いて座
自然体に戻るために
沈黙を取り入れる
今週のいて座の星回りは、夜中の薔薇のごとし。あるいは、たくさんの言葉で自分をごまかすのではなく、ただじっと自分を見つめていこうとすること。
占いを通して人の話を聞いていると、ときどき向田邦子さんの次のような文章のことを思い出すことがあります。
「花を活けてみると、枝を矯(た)めることがいかにむつかしいかよく判ります。折らないように細心の注意をはらい、長い時間をかけて少しずつ枝の向きを直しても、ちょっと気をぬくと、そして時間がたつと、枝は、人間のおごりをあざ笑うように天然自然の枝ぶりにもどってしまうのです。よしんば、その枝ぶりが、あまり上等の美しい枝ぶりといえなくとも、人はその枝ぶりを活かして、それなりに生きてゆくほうが本当なのではないか、と思ったのです。

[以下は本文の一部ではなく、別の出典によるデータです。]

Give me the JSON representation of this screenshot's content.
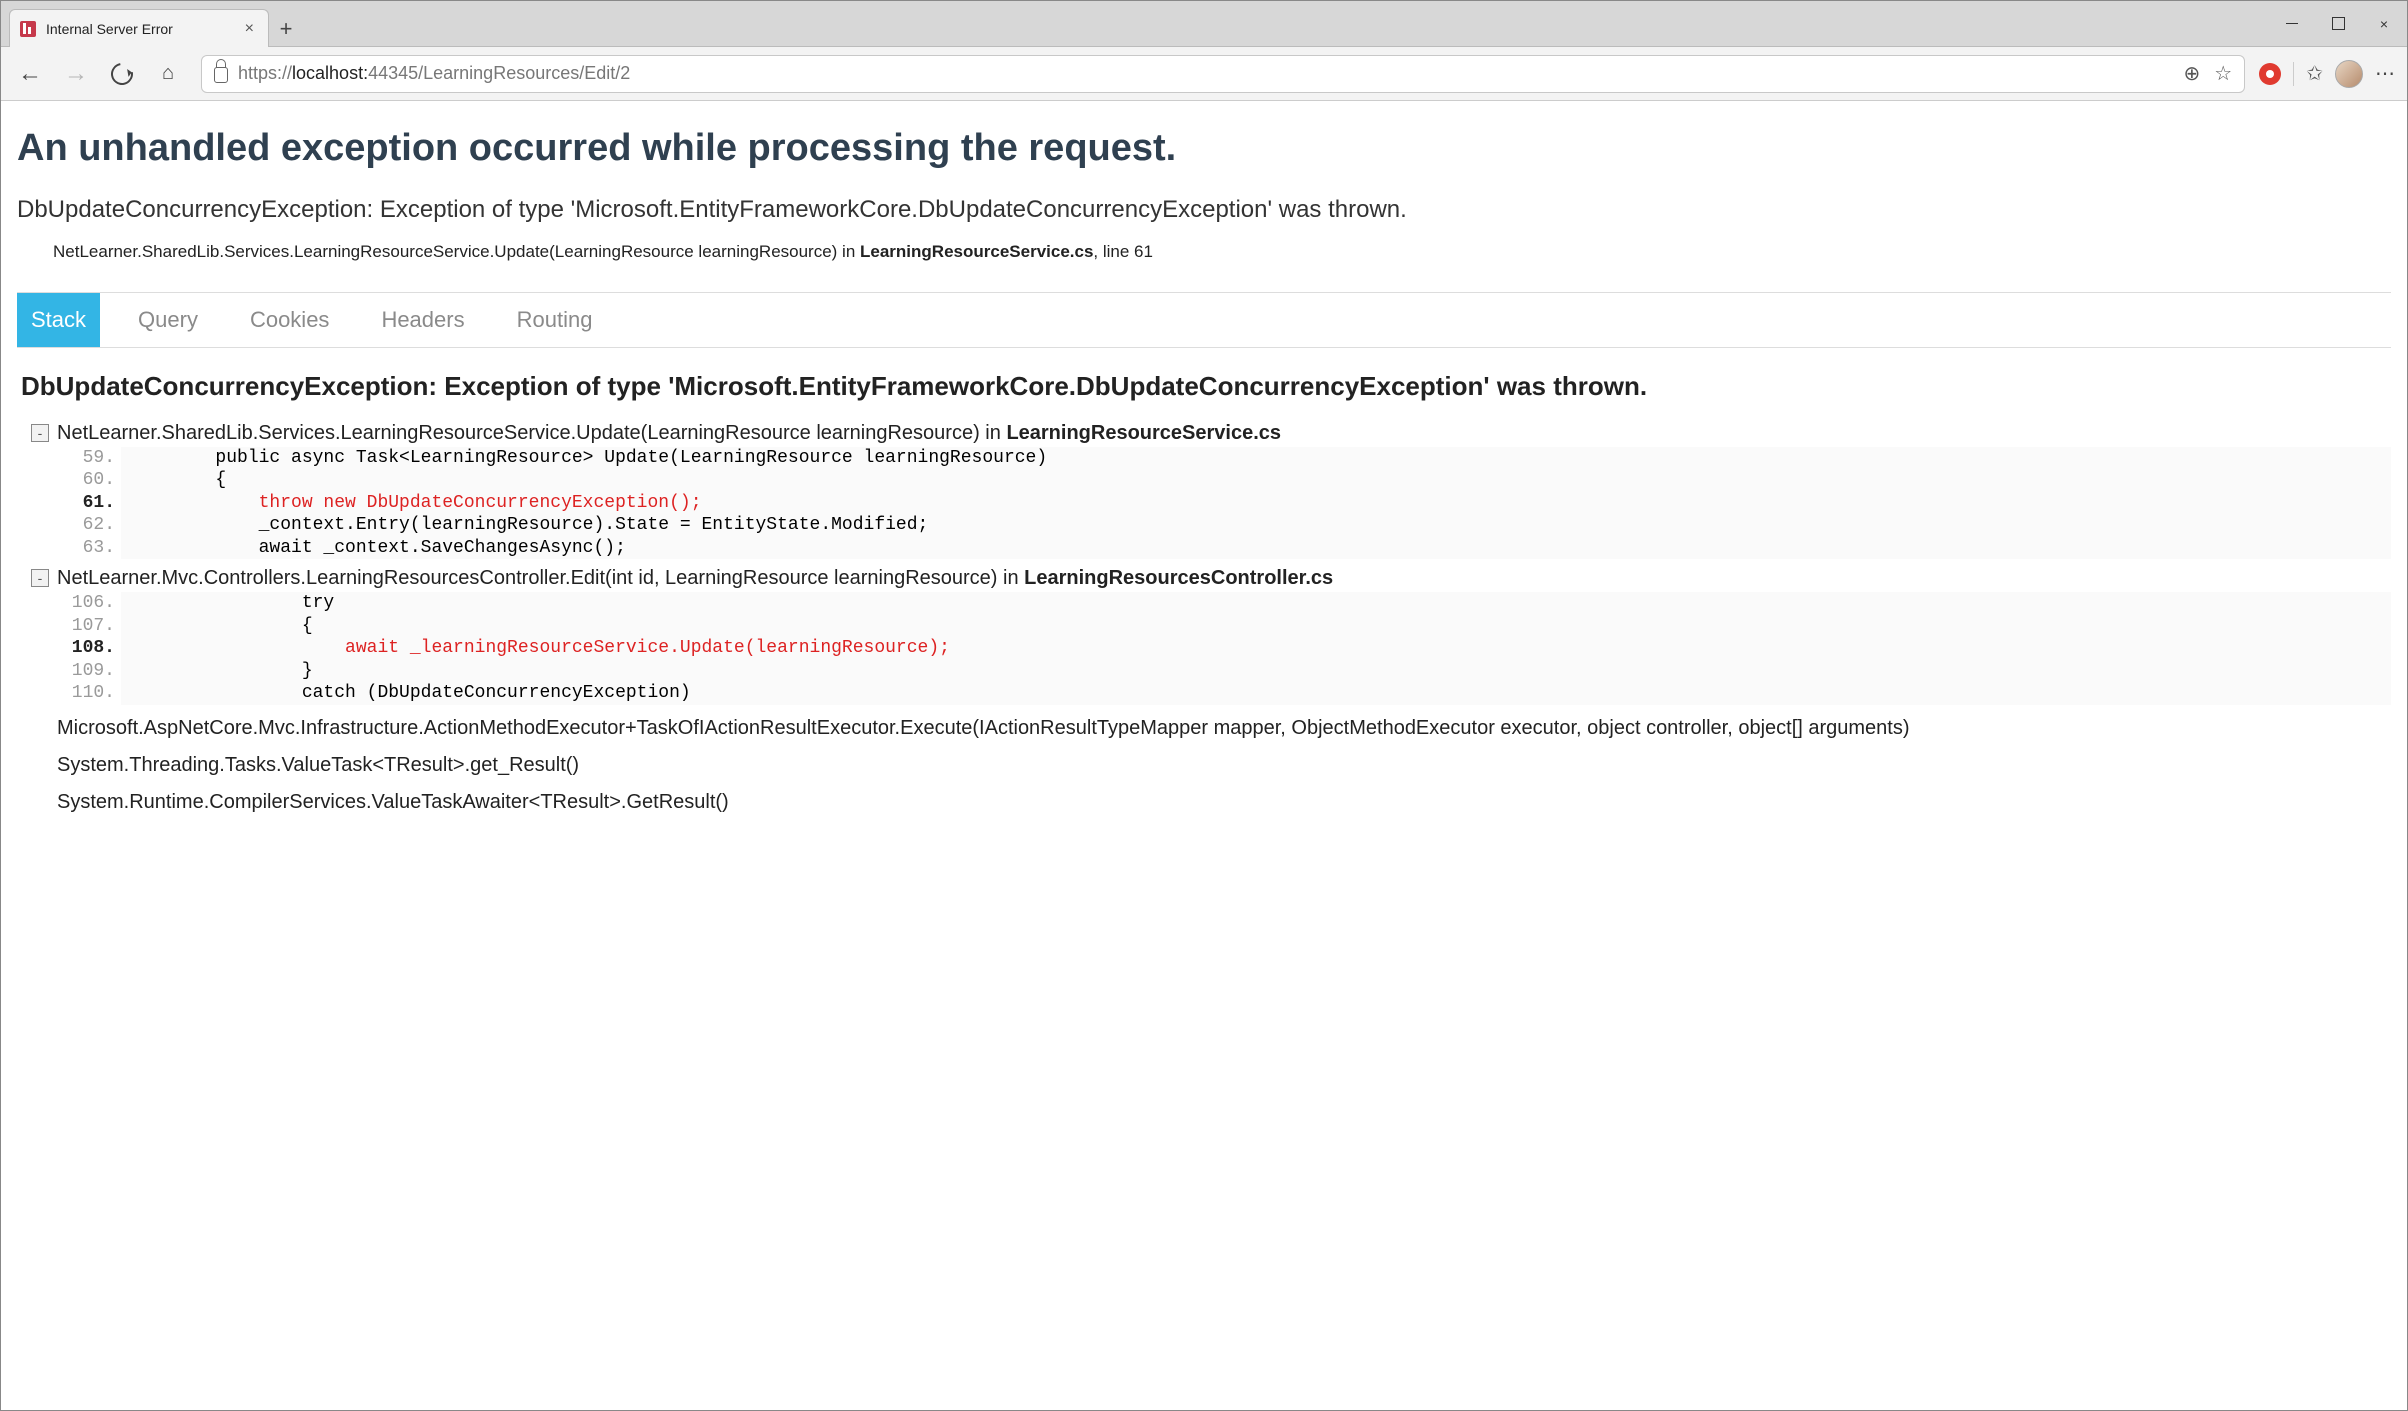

」
これは彼女が何の不自由もない社長秘書としての勤めを辞めて、新聞の求人広告に応募して映画雑誌の編集記者となったきっかけについて書かれた『手袋をさがす』というエッセイの中に出てくる一節です。
彼女は実のところ「何の不自由もない暮らし」への不満を隠していかにも楽しそうに見せかけていただけだったのです。
自分本来の枝ぶりを見失っている人は多いですが、彼女のように「沈黙」を通して人生を変えることのできる人は少ないように思います。
25日(土)にいて座から数えて「矛盾の解決」を意味する3番目のみずがめ座で新月を迎えていく今週のあなたもまた、ひとつ自分の枝ぶりを活かす道を見据えていきたいところです。
生きた自然として在る
「整体」という言葉が普及するきっかけをつくった野口晴哉は、自然に生きるとは何も獣のように山野を駆け回ることにあるのではなく、「白い飯を赤き血にして、黄色き糞にしていく」そのはたらきにこそあると述べました。
いわく、
「生の食べ物を食べても、生水を飲んでも、海で泳いでも、森の中に入ってもそれが自然なのではない。人間という集合動物が街をつくり、その中に住んでいたって決して不自然ではないのだ。ただその生活のうちに生の要求をハッキリ活かすよう生くることが、生くる自然であることだけはハッキリしておかなければならない」(『月刊全生』)
彼に言わせれば、もっともらしく喧伝された健康法を気にしているうちは、外部に自分の自意識を満足させてくれる材料を探している状態に過ぎないのかも知れません。それが例え、「何の不自由もない」ように見えたとしても。
今週は、あなたの身の内にある“よりよく生きる要求”すなわち自然の言うことに耳をそばだて、それを生活に活かしてあげるといいでしょう。